While such critiques are normally reserved for football and men's basketball, Thomas turns his attention to his then-girlfriend-now-wife and former Syracuse women's basketball player Nichole Oliver who wasn't able to receive payment for a commercial that "grossed over $100,000" because it would have made her ineligible to compete.
The irony is that after making that financial sacrifice just to remain eligible, she had to threaten to sue the school just to keep her scholarship after suffering a career-ending injury before her senior year.
The irony in this is that she could have [paid] for her own education, but instead had to donate it to charity and be a broke "student-athlete"...Then, before her senior year, after her third knee surgery, the Syracuse specialist Dr. Raphael told her that if she wanted to be able to walk without a cane and play with her kids in the future that she needed to stop playing basketball...Then head coach Mariana Freeman, Felisha Legette and the rest of the staff of Syracuse women’s basketball program began a crusade to take Nichole’s scholarship away because after all, if you can no longer play what good are you to them.
We know that women's basketball isn't the type of revenue sport that is at the heart of the debate over whether athletes should be paid or be allowed to leave school early - most women's basketball programs aren't making money and the WNBA already has an age/education requirement.
But as Sean Keeley of SB Nation's Syracuse blog Troy Nunes Is An Absolute Magician responded yesterday, "It's a harsh look at SU and the state of college athletics but its a fair one." More broadly, it reflects what SBN's Bomani Jones said in response to NCAA commissioners and presidents finally making a college football playoff a reality: "After all these years of saying a playoff wasn't possible because it conflicted with academics, they finally figured out that classes don't matter anyway."

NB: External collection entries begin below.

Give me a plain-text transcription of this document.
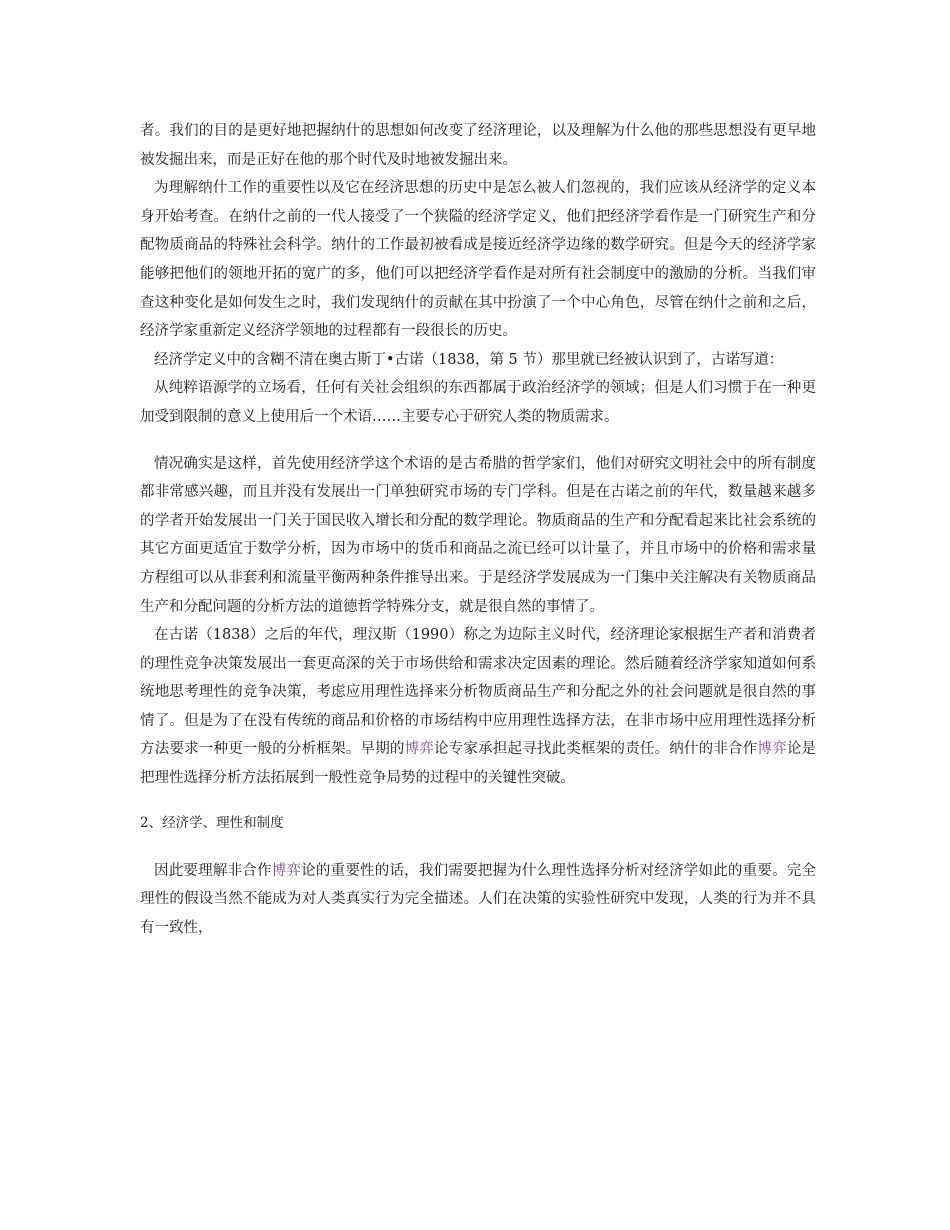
者。我们的目的是更好地把握纳什的思想如何改变了经济理论，以及理解为什么他的那些思想没有更早地被发掘出来，而是正好在他的那个时代及时地被发掘出来。

为理解纳什工作的重要性以及它在经济思想的历史中是怎么被人们忽视的，我们应该从经济学的定义本身开始考查。在纳什之前的一代人接受了一个狭隘的经济学定义，他们把经济学看作是一门研究生产和分配物质商品的特殊社会科学。纳什的工作最初被看成是接近经济学边缘的数学研究。但是今天的经济学家能够把他们的领地开拓的宽广的多，他们可以把经济学看作是对所有社会制度中的激励的分析。当我们审查这种变化是如何发生之时，我们发现纳什的贡献在其中扮演了一个中心角色，尽管在纳什之前和之后，经济学家重新定义经济学领地的过程都有一段很长的历史。

经济学定义中的含糊不清在奥古斯丁•古诺（1838，第 5 节）那里就已经被认识到了，古诺写道：

从纯粹语源学的立场看，任何有关社会组织的东西都属于政治经济学的领域；但是人们习惯于在一种更加受到限制的意义上使用后一个术语……主要专心于研究人类的物质需求。

情况确实是这样，首先使用经济学这个术语的是古希腊的哲学家们，他们对研究文明社会中的所有制度都非常感兴趣，而且并没有发展出一门单独研究市场的专门学科。但是在古诺之前的年代，数量越来越多的学者开始发展出一门关于国民收入增长和分配的数学理论。物质商品的生产和分配看起来比社会系统的其它方面更适宜于数学分析，因为市场中的货币和商品之流已经可以计量了，并且市场中的价格和需求量方程组可以从非套利和流量平衡两种条件推导出来。于是经济学发展成为一门集中关注解决有关物质商品生产和分配问题的分析方法的道德哲学特殊分支，就是很自然的事情了。

在古诺（1838）之后的年代，理汉斯（1990）称之为边际主义时代，经济理论家根据生产者和消费者的理性竞争决策发展出一套更高深的关于市场供给和需求决定因素的理论。然后随着经济学家知道如何系统地思考理性的竞争决策，考虑应用理性选择来分析物质商品生产和分配之外的社会问题就是很自然的事情了。但是为了在没有传统的商品和价格的市场结构中应用理性选择方法，在非市场中应用理性选择分析方法要求一种更一般的分析框架。早期的博弈论专家承担起寻找此类框架的责任。纳什的非合作博弈论是把理性选择分析方法拓展到一般性竞争局势的过程中的关键性突破。

2、经济学、理性和制度

因此要理解非合作博弈论的重要性的话，我们需要把握为什么理性选择分析对经济学如此的重要。完全理性的假设当然不能成为对人类真实行为完全描述。人们在决策的实验性研究中发现，人类的行为并不具有一致性，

To deny Oliver the opportunity to make the kind of money she would need to pay her way through college on one end but then attempt to take away her scholarship when she became a damaged commodity is irresponsible at best. Then again, who's to blame for that? Everybody, up to the very top of this system, can claim that they're not at fault because they're just following the rules.
But moreso than plausible deniability, this only reinforces something I wrote two years ago about the NCAA's farcical "principle of amateurism" - the almighty dollar clearly takes precedent over the primary function of so many institutions of higher education: to educate.